Merci pour la coquille.
A bientot
Arnaud
Intriguant comme texte, il y a de quoi explorer de nombreuses possibilités scénaristiques ! Je suis curieuse de la suite, ce chapitre posant de nombreuses questions
Je me suis permise de relever quelques coquilles :
Une immense arche, noire veinée d’argent comme tous les bâtiments, m'indiqua que j'arrivais à un nouvel étage. : j’aurai plutôt mis la virgule après « noire »
Juste en dessous de la devise, « Nsiétcha, pour l'éternité », était écrit en lettre d'or qu'il s’agissait du quarante-deuxième étage. Qui doit être compris comme quarante-deux avant le dernier étage. Celui d'où j'étais partis, l’étage le plus haut. : je trouve ce passage confus, et m’interroge sur l’utilité des deux dernières phrases ? De plus le mot « étage » est beaucoup répété
Quand je les réveille, ils ne parlent que d'Elle : « Est-ce bientôt le début ? l'Aube sans fin ? L'Arc est-il posé ? » : il manque le « L » majuscule à « l’Aube »
Au bord du grand puits, j'observe les étages se succéder en haut et en bas, le peu de lumière se reflétant infiniment sur la pierre noire : je mettrai un « ainsi que » avant « le peu de lumière »
En bas, bien plus loin que les reflets ne portent, au tout premier étage des gens doivent attendre depuis des millénaires. : une virgule après « étage »
Aucun commentaire n'arrive trop tard. Je suis preneur de toutes remarques.
Merci pour les coquilles. La toute première me pose une question sur l'utilisation de la ponctuation. Je voulais vraiment mettre en avant que le 'comme tous les bâtiments' soit associé à noire veinée d'argent. Je regarderais mais tu as surement raisons.
Pour les étages (je travaillerais à réduire la répétition), je voulais faire comprendre que les étages se comptait à partir du haut. L'étage le plus haut étant le zéro (ou le un), puis on descend au deuxième étage etc....
L'idée étant de ne jamais indiquer dans mon texte le nombre d'étage depuis le bas. Je me rappelle que j'avais déjà tourner plusieurs formulations différentes de ce passage pour trouver quelques chose qui me semblait compréhensible. J'essaierais de le retravailler.

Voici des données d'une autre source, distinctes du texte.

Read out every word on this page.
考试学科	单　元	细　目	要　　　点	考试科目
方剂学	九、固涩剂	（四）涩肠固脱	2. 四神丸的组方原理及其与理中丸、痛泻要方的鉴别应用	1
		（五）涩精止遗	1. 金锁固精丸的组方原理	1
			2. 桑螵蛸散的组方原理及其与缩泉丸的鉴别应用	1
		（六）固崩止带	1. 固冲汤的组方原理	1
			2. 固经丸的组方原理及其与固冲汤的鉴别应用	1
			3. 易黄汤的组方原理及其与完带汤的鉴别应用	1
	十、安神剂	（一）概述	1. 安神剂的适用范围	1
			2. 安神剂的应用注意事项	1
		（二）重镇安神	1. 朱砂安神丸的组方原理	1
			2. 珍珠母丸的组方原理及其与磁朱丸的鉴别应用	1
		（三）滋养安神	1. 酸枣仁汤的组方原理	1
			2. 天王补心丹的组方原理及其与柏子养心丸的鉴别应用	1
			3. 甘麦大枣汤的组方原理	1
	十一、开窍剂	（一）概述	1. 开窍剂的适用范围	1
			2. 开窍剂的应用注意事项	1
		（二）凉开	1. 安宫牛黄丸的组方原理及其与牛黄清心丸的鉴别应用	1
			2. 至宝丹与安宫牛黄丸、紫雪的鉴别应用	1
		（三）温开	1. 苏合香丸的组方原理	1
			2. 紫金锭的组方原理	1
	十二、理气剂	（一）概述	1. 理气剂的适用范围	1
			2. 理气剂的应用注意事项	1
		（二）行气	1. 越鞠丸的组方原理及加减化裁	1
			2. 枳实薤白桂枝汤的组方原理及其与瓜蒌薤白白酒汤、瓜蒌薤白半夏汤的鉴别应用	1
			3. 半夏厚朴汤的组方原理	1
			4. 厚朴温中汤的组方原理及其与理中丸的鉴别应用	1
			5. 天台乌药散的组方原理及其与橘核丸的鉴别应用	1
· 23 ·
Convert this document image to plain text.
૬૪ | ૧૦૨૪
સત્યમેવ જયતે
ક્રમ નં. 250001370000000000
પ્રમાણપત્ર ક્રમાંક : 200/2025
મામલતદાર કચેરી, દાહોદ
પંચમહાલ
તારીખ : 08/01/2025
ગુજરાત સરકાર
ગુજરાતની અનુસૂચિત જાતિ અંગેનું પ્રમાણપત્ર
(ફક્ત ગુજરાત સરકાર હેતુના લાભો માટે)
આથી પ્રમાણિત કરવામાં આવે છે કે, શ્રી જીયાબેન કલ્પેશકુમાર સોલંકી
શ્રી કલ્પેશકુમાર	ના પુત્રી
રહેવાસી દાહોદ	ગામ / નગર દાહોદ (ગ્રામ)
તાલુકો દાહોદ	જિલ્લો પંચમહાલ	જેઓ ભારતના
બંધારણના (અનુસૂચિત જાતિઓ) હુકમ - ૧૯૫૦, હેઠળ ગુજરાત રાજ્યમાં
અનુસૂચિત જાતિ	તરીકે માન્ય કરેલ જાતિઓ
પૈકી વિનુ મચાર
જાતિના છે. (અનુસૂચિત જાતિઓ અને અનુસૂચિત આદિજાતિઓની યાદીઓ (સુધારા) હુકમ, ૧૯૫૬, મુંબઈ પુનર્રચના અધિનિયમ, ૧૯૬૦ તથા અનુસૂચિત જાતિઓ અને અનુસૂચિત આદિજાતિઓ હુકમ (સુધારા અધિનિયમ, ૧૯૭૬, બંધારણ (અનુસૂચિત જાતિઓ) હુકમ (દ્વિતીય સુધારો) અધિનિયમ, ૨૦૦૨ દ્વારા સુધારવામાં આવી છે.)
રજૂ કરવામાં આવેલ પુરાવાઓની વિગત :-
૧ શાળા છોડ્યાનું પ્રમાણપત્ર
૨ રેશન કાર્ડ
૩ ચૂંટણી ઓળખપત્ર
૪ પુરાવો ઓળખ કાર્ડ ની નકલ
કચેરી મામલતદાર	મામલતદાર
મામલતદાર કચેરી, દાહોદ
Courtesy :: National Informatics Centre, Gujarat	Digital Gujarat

Merci encore pour tes remarques.
Le concept de bâtiments qui recèlent des souvenirs me fait beaucoup penser aux villes des Anciens dans Robin Hobb - une source d'inspiration?
Un bémol pour moi : l'utilisation de l'italique en fin de texte. Trop de mots différents sont accentués de cette manière je trouve (ça pourrait être seulement réservé au mot "souvenirs", pour le démarquer en tant que concept particulier?)
C'est tout à fait d'inspiration de Robin Hobb ! de la pierre noire veinée d'argent, aux souvenirs. J'ai pris cette idée que je me suis amusé à tordre.
J'essaiyais effectivement de démarquer les concepts spécifiques aux souvenirs, mais peut-être est-il suffisant d'accentuer le seul mot souvenir.